Racionalmente, uma vitória seria excelente para o tricolor, mas um empate já cairia muito bem para os planos de igualar em pontos o Flamengo, e ratificar o a posição de postulante ao título. Fato é que não tivemos nenhum dos dois resultados. A virada do Grêmio nos deu o banho de água fria para ver que a derrota no sul é um resultado mais do que normal. Além disso, os resultados da rodada também ajudaram o São Paulo a encarar com mais racionalidade a derrota, já que o Flamengo apenas empatou com o Santos, deixando a diferença de pontos em apenas dois, e Atlético Mineiro e Grêmio estão a três pontos de chegar no São Paulo, nos deixando ainda na vice liderança.

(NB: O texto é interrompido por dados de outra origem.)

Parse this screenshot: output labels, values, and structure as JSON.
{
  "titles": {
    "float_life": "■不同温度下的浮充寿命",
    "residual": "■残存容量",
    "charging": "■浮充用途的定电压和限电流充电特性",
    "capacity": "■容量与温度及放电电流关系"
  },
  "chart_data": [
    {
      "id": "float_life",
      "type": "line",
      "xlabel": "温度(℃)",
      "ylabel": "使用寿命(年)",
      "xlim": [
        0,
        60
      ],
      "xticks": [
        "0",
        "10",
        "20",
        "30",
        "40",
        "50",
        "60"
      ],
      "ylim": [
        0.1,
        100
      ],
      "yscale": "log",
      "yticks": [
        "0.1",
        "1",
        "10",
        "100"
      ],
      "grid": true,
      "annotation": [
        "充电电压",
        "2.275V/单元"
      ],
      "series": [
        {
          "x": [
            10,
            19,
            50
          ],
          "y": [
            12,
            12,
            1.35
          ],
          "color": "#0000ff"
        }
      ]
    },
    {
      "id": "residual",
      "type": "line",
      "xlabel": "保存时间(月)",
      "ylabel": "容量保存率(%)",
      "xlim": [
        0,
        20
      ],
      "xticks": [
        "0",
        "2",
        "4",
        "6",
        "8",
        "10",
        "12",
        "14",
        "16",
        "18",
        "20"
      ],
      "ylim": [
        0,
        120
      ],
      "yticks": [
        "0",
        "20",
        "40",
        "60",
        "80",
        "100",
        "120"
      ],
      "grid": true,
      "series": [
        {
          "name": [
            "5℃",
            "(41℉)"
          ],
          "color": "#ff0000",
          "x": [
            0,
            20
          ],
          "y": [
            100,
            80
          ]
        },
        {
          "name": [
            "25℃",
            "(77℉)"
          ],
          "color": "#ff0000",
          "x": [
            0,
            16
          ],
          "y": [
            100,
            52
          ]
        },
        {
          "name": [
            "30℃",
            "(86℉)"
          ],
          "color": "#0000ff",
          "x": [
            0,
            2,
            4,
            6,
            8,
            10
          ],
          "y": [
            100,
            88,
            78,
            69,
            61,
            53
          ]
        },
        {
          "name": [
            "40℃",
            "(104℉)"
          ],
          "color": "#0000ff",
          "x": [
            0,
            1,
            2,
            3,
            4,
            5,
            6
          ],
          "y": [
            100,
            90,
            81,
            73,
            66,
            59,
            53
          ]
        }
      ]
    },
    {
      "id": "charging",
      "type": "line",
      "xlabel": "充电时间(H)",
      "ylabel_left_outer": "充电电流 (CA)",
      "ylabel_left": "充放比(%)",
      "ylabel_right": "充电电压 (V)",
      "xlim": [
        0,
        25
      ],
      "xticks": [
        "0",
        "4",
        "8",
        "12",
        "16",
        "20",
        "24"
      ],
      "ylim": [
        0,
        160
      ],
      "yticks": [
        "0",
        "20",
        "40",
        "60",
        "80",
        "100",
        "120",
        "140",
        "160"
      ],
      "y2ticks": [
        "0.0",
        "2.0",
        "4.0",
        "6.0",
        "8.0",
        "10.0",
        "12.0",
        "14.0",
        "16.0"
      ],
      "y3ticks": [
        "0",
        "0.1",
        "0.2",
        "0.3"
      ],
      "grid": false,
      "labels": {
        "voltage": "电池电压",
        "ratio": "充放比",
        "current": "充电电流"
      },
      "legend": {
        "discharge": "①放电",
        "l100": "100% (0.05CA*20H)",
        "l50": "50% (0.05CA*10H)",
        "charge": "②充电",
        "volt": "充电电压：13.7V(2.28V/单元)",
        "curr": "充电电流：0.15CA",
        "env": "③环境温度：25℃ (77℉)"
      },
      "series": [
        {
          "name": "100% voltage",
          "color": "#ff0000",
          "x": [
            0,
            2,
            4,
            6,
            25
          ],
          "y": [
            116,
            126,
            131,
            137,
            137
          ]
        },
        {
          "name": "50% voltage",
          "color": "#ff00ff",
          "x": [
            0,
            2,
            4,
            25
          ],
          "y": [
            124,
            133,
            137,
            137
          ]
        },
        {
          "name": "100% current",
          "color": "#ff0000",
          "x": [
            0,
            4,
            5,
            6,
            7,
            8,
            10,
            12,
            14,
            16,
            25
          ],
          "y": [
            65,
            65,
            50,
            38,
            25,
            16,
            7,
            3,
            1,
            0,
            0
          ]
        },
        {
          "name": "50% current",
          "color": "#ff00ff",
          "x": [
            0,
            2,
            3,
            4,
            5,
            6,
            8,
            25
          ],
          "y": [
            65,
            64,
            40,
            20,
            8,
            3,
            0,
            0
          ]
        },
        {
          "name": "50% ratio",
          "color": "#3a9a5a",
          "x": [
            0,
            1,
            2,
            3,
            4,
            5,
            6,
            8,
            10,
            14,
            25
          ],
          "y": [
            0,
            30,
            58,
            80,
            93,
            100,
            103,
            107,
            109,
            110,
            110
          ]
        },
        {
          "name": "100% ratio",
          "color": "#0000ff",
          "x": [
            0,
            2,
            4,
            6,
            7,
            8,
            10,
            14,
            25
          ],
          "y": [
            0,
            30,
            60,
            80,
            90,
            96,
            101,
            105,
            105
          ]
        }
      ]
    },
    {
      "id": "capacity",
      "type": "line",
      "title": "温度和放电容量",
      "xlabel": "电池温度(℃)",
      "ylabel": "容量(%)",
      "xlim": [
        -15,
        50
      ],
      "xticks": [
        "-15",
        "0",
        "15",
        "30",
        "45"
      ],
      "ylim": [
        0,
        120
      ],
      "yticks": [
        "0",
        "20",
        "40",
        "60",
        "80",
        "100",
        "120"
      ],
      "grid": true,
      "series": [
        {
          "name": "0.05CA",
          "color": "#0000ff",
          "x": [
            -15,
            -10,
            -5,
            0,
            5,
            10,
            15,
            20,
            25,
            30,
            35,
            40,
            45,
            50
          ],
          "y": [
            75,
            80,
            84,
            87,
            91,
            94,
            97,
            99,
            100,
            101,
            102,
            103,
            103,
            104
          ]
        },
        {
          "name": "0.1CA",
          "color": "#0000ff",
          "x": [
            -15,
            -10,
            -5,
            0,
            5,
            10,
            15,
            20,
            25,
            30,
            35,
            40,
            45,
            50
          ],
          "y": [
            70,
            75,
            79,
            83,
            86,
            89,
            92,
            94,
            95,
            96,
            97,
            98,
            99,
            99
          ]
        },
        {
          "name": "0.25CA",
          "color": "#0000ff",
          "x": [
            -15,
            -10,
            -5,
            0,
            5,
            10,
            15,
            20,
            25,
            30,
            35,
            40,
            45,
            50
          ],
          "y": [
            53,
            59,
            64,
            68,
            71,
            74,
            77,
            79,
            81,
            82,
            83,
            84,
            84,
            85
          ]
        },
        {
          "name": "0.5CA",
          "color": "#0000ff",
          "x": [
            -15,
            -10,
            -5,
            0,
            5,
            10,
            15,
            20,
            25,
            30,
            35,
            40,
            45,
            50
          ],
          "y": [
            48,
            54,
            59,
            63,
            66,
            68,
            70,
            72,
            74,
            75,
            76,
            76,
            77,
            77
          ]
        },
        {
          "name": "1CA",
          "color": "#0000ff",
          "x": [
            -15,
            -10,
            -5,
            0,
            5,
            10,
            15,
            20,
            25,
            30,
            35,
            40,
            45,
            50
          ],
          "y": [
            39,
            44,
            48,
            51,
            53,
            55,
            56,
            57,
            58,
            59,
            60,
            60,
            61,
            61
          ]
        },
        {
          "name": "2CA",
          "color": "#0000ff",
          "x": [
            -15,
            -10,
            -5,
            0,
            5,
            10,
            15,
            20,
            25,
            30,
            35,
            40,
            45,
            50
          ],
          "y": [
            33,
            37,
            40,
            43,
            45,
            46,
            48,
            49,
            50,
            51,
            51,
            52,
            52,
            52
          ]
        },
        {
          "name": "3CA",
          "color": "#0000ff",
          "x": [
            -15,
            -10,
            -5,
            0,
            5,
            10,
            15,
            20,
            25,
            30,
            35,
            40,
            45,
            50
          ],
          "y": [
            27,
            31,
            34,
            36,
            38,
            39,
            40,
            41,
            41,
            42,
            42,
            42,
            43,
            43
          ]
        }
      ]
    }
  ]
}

No jogo em si, fomos da euforia ao desânimo. Isso porque, por incrível que pareça, o gol são paulino muito cedo acabou prejudicando o rendimento do time. Que era sabido que o time jogaria no contra ataque isso era, porém o gol logo aos 4 minutos do primeiro tempo fez com que o Grêmio tentasse controlar ainda mais o jogo, e fez o São Paulo recuar mais do que deveria. Tanto que perto dos 20 minutos, o time gaúcho chegou a somar 80% de posse de bola. Nossa defesa suportou bem o quanto pode, porém a sequência de fatos no fim do primeiro tempo definiu a problemática da partida.
Em um contra ataque onde podíamos ter sacramentado o 2x0, no fim do primeiro tempo, Diego Souza segurou a bola mais do que devia e tocou de forma atrasada para Nene, até então livre, mas que quando arrematou Kanneman salvou quase embaixo do gol. Um minuto e meio depois, em uma jogada individual do Everton do Grêmio, fomos para o vestiário tomando o empate, num cenário completamente diferente do que poderíamos.
As mudanças de Aguirre equilibraram um pouco mais a partida, porém já com o resultado adverso, o time não soube aproveitar mais chances, em uma noite apagada de Rojas e Everton, que acabaram não se sobressaindo pelas pontas. Se estes pontos servem de atenção para o time nas próximas partidas, um ponto que também vale ressaltar foi a sequência bem caseira de cartões amarelos dada pelo árbitro Grazianni Maciel Rocha. Os cartões para Militão e Hudson foram no mínimo duvidosos, e somados ao cartão para Arboleda, faz com que o trio fique suspenso para a partida contra o Cruzeiro, também fora de casa. Agora é focar nas reposições para estes jogadores, e tentar sair de Minas com um bom resultado para nos manter na briga.